Enumerating an empty bus hangs the entire system

Fri Apr 7 16:21:02 EDT 2017

On Fri, Apr 07, 2017 at 05:15:32PM +0200, Mason wrote:
> On 15/03/2017 16:25, Mason wrote:
> 
> > My driver works reasonably well on revision 1 of the PCIe controller.
> > (For lax enough values of "reasonably well"...)
> > 
> > So I wanted to try it out on revision 2 of the controller.
> > 
> > Turns out the system hangs if I boot with no card inserted in the PCIe
> > slot. (This does not happen on revision 1.) If I log all config space
> > accesses, this is what I see:
> > 
> > ...
> > [    2.966402] tango_config_read: bus=0 devfn=0 where=128 size=2
> > [    2.972284] tango_config_read: bus=0 devfn=0 where=140 size=4
> > [    2.978167] tango_config_read: bus=0 devfn=0 where=146 size=2
> > [    2.984144] pci_bus 0000:01: busn_res: can not insert [bus 01-ff] under [bus 00-3f] (conflicts with (null) [bus 00-3f])
> > [    2.995105] tango_config_write: bus=0 devfn=0 where=24 size=4 val=0xff0100
> > [    3.002134] pci_bus 0000:01: scanning bus
> > [    3.006274] tango_config_read: bus=1 devfn=0 where=0 size=4
> > 
> > Basically, the PCI framework tries to read vendor and device IDs
> > of the non-existent device on bus 1, which hangs the system,
> > because the read never completes :-(
> > 
> > I had the same problem with the legacy driver for 3.4 but I was
> > hoping I would magically avoid it in a recent kernel.
> > 
> > The only work-around I see is: assuming the first access to a
> > bus will be to register 0, check the PHY for an active link
> > before sending an actual read request to register 0.
> > 
> > Is that reasonable?
> > 
> > Is it compliant for the PCIe controller to hang like that,
> > or should it handle some kind of time out?
> > 
> > Liviu suggested: "The PCIe controller probably generates (or propagates)
> > a bus abort that it should actually trap in HW. Check if there is a SW
> > configurable way to recover that."
> > 
> > But I unmasked all system/misc errors, and I don't see any
> > interrupts firing.
> 
> I now have a better understanding of the situation, which inevitably
> leads to more questions...
> 
> By reading a controller-specific debug register, I sampled the LTSSM
> (Link Training and Status State-Machine) value as fast as possible.
> 
> A) if there is no card inserted in the PCIe slot, the State-Machine
> oscillates between "Detect.Quiet" and "Detect.Active" SubStates of
> the "Detect" State.
> 
> B) if there is a card inserted in the PCIe slot, then after a few
> milliseconds, the State-Machine changes to "Polling.Active", then
> "Polling.Configuration", then "Configuration" (this step must be
> very short, because I don't see it consistently), then "L0".
> 
> 
> One issue I noted in a separate message is that, on rev1 of my HW,
> if the PCIe framework tries to read the card's device ID too soon,
> i.e. before link training is complete, then the read returns ~0,
> and the framework immediately gives up.
> 
> Looking at pci_bus_read_dev_vendor_id(), I see that there is a
> retry mechanism implemented, but it seems to be a quirk?
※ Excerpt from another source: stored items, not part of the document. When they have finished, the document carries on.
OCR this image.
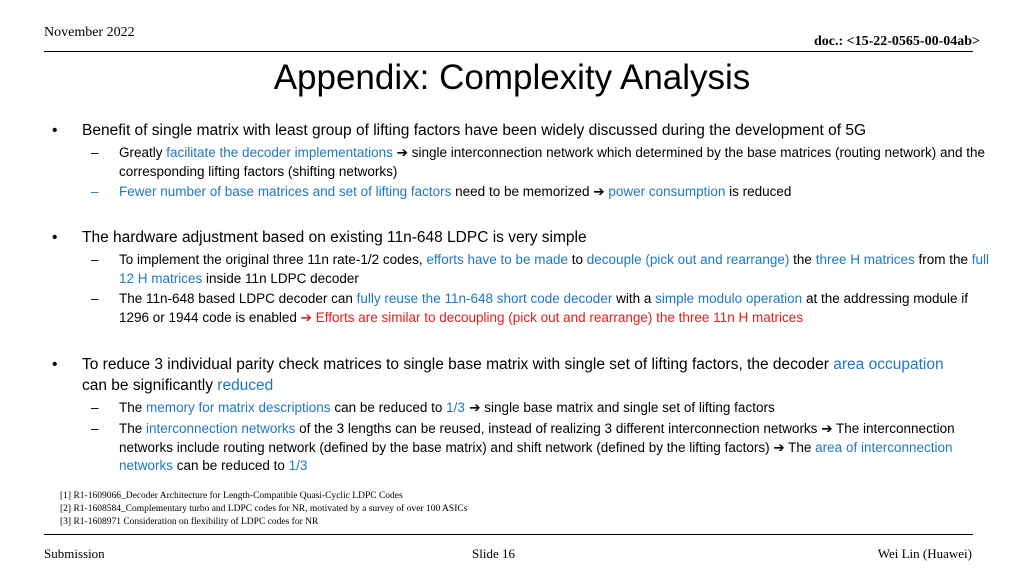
November 2022
doc.: <15-22-0565-00-04ab>
Appendix: Complexity Analysis
• Benefit of single matrix with least group of lifting factors have been widely discussed during the development of 5G
– Greatly facilitate the decoder implementations ➔ single interconnection network which determined by the base matrices (routing network) and the corresponding lifting factors (shifting networks)
– Fewer number of base matrices and set of lifting factors need to be memorized ➔ power consumption is reduced
• The hardware adjustment based on existing 11n-648 LDPC is very simple
– To implement the original three 11n rate-1/2 codes, efforts have to be made to decouple (pick out and rearrange) the three H matrices from the full 12 H matrices inside 11n LDPC decoder
– The 11n-648 based LDPC decoder can fully reuse the 11n-648 short code decoder with a simple modulo operation at the addressing module if 1296 or 1944 code is enabled ➔ Efforts are similar to decoupling (pick out and rearrange) the three 11n H matrices
• To reduce 3 individual parity check matrices to single base matrix with single set of lifting factors, the decoder area occupation can be significantly reduced
– The memory for matrix descriptions can be reduced to 1/3 ➔ single base matrix and single set of lifting factors
– The interconnection networks of the 3 lengths can be reused, instead of realizing 3 different interconnection networks ➔ The interconnection networks include routing network (defined by the base matrix) and shift network (defined by the lifting factors) ➔ The area of interconnection networks can be reduced to 1/3
[1] R1-1609066_Decoder Architecture for Length-Compatible Quasi-Cyclic LDPC Codes
[2] R1-1608584_Complementary turbo and LDPC codes for NR, motivated by a survey of over 100 ASICs
[3] R1-1608971 Consideration on flexibility of LDPC codes for NR
Submission	Slide 16	Wei Lin (Huawei)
Configuration Request Retry is not a quirk; it's a standard part of
PCIe (see PCIe r3.1, sec 7.8.13), and pci_enable_crs() enables it
whenever a Root Port claims to support it.

> Does the framework expect pci_bus_read_dev_vendor_id() to always
> succeed when there is indeed a device on that specific bus?

Yes.

> In that cas, my driver needs to take care of only starting enumeration
> once the link to the PCIe card is really "up" and functional?

Yes.  Most of the drivers in drivers/pci/host/ have a
*_wait_for_link() function that does this.  I would start by copying
that style.

> I was given the advice to move the link detection code to the
> probe function, and reset the host bridge (to save power) when
> no link is detected after some time. What do you think?

I would copy what the other drivers do.  After you have a stable,
working driver, you can worry about power.

Bjorn